À l’Université de Tours où il a dirigé de nombreux thèses en Sciences de l’éducation et animé un laboratoire de recherches (le GREFED), il avait conservé de nombreux disciples attachés à creuser les sillons qu’il avait ouverts, notamment en ce qui avait trait à la question du rapprochement de la pensée de Stéphane Lupasco avec les acquis de la pensée complexe dans le domaine cognitif.

C’était une préoccupation constante en effet, chez Georges Lerbet, que cette tentative visant à établir des ponts entre son travail de logicien et ceux de Piaget et de Lupasco, quand il entreprenait d'étudier la notion de développement, approfondissant sanscesse cette voie systémique et cognitive pour interroger la vision complexe des systèmes bio-cognitifs et ce qu’il nomme la «rationalité ouverte».

Au-delà de l’exemple qui suit et de son traitement, il nous conviait à une méditation instauratrice sur l’homme en devenir au coeur des sociétés moderne et post-moderne.

Son travail est donc à lire «en transversalité», justifiant dans son osmose avec l’objet traité, d’une «lecture dans la lecture» également herméneutique.

En écrivant «Dans le tragique du monde», Georges Lerbet nous livrait ses réflexions sur un sujet aux frontières de la culture républicaine et de l’éducation en consacrant un ouvrage à la pensée et à la méthode maçonnique, véritable recherche aux frontières, présentant une anthropologie renouvelée du fait maçonnique considéré par niveaux de sens et non de façon linéaire.

Ce traitement de la complexité du fait maçonnique y est de fait envisagé sous un triple aspect:

I. LA CONNAISSANCE MAÇONNIQUE

Passant d’abord en revue les théories courantes de la connaissance, entre l’hétéro-référence (l’homme ne se connaît qu’en se référant à ce qui l’entoure, au monde extérieur), et l’autoréférence (centrée sur l’inné, le génie des individus qui facilite son assimilation), Georges Lerbet nous invite à considérer un troisième niveau de sens, une troisième voie, celle de l’adaptation (ou de la sagesse ?), quand l’homme sait équilibrer les influences que le monde a sur lui avec celles qu’il sait imposer à ce monde.

Théorie faisant la plus grande part aux interactions et qui refuse une vision simpliste de l’univers et de soi-même, celle des visons révélées.
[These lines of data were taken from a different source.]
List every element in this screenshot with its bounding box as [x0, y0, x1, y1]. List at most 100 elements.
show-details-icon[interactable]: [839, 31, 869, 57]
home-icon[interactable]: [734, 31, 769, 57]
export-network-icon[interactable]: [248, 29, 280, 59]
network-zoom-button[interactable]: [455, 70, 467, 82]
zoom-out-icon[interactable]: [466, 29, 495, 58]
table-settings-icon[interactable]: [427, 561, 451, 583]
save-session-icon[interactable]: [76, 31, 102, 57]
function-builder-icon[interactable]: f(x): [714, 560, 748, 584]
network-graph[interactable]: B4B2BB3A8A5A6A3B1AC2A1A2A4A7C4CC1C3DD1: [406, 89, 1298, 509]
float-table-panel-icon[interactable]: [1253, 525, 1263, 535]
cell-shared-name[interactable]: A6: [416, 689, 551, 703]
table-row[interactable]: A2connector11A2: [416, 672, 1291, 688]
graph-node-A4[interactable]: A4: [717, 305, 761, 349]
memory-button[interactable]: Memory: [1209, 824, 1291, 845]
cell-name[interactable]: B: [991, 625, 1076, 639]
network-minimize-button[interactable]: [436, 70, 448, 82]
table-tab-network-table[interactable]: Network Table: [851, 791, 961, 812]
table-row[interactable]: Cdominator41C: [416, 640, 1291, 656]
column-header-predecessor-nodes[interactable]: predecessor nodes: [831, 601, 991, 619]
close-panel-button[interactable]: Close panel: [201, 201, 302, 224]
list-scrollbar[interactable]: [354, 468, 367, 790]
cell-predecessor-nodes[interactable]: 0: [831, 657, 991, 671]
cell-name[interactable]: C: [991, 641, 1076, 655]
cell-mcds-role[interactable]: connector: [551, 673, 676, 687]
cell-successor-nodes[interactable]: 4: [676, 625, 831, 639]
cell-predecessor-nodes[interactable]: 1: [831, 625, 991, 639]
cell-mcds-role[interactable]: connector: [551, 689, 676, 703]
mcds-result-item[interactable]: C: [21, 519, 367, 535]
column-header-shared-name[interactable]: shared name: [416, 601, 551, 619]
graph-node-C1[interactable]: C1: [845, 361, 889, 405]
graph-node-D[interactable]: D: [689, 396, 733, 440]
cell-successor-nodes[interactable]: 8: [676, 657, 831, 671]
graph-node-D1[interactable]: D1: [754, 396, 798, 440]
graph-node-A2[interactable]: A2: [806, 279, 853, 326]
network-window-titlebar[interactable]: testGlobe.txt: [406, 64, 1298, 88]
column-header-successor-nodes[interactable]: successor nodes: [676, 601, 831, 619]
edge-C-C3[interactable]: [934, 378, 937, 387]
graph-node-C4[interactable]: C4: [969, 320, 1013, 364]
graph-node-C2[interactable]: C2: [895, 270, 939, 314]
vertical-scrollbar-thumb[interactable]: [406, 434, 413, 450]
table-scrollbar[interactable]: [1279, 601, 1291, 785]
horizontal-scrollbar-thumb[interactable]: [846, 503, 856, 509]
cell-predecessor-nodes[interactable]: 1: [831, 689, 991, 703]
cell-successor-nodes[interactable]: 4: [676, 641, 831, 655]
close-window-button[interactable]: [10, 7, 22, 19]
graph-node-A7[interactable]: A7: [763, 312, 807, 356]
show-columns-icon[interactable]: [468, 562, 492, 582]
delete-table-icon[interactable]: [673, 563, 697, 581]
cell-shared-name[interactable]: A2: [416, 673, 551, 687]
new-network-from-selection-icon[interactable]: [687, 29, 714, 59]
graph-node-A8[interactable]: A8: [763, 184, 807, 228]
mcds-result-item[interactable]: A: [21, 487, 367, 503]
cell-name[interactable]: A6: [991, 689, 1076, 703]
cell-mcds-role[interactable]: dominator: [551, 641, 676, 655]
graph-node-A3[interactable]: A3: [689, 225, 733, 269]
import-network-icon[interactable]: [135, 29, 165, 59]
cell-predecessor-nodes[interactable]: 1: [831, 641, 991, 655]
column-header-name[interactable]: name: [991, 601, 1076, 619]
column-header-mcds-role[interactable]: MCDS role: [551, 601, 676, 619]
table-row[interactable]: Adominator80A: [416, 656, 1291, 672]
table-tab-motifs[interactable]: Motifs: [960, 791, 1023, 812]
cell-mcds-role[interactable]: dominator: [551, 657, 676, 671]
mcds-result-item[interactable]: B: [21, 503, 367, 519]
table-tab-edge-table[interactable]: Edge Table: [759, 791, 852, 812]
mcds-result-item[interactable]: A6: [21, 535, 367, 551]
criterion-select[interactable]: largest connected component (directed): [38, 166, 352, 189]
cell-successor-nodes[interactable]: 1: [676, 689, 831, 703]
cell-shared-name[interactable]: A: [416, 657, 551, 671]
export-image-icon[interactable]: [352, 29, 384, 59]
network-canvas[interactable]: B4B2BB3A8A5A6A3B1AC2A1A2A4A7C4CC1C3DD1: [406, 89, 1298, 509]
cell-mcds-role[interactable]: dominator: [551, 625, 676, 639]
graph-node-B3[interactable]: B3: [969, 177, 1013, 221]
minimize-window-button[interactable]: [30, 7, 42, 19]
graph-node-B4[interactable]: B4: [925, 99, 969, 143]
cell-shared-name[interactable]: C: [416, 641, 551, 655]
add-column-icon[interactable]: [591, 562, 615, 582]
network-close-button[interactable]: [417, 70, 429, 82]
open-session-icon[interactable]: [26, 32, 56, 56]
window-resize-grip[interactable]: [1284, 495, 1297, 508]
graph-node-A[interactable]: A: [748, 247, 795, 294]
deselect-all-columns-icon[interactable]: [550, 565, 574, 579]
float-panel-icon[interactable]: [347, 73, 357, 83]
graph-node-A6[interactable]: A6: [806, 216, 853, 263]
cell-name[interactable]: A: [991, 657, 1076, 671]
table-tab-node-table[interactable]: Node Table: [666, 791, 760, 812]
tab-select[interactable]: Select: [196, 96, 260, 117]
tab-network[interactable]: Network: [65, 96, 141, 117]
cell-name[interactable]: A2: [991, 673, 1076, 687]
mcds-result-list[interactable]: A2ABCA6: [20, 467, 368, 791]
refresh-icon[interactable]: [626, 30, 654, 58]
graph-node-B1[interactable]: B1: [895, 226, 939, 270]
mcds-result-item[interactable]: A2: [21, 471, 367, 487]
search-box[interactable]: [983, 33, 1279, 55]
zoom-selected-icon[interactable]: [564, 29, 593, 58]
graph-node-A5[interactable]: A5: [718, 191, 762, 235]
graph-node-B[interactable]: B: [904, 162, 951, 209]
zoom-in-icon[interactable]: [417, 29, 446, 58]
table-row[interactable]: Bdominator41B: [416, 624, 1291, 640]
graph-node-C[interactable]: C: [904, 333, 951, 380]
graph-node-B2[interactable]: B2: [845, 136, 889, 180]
Elle débouche sur la prise en compte du tragique de la condition humaine aux racines mêmes de cette démarche: bases d’une recherche de la complexité de la condition humaine, pour une Franc-maçonnerie revisitée, conjuguant raison ouverte et pensée symbolique. Soit, une démarche reposant sur un paradoxe accepté, contemplé, une ambivalence assumée. Et à Georges Lerbet de convoquer ici la pensée d’un Kurt Gödel énonçant que l’épuisement des contradictions est inconcevable rationnellement.

Effort de pensée pour sortir la Franc-maçonnerie de l’univers clos du bipôle ortho / hétérodoxie pour l’inscrire dans celui de la «paradoxie». Celle-ci est de fait familière au franc- maçon habitué en Loge à être entouré de représentations qui ont valeur d’emblèmes et qui, dans le même temps, dépassent, dans la métaphysique vécue, les couples en opposition Lumière / Ténèbres, Équerre / Compas, dans la pensée ternaire, soit Lumière /Ténèbres / Logos, ou encore Équerre / Compas / Livre de la Loi Sacrée, etc.

Autre exemple donné par l’auteur: l’oeil inscrit dans le Triangle est à la fois figure de l’éternité et regard de l’invisible sur le monde et encore symbolique du mouvement, porteur d’une valeur qui lui est propre.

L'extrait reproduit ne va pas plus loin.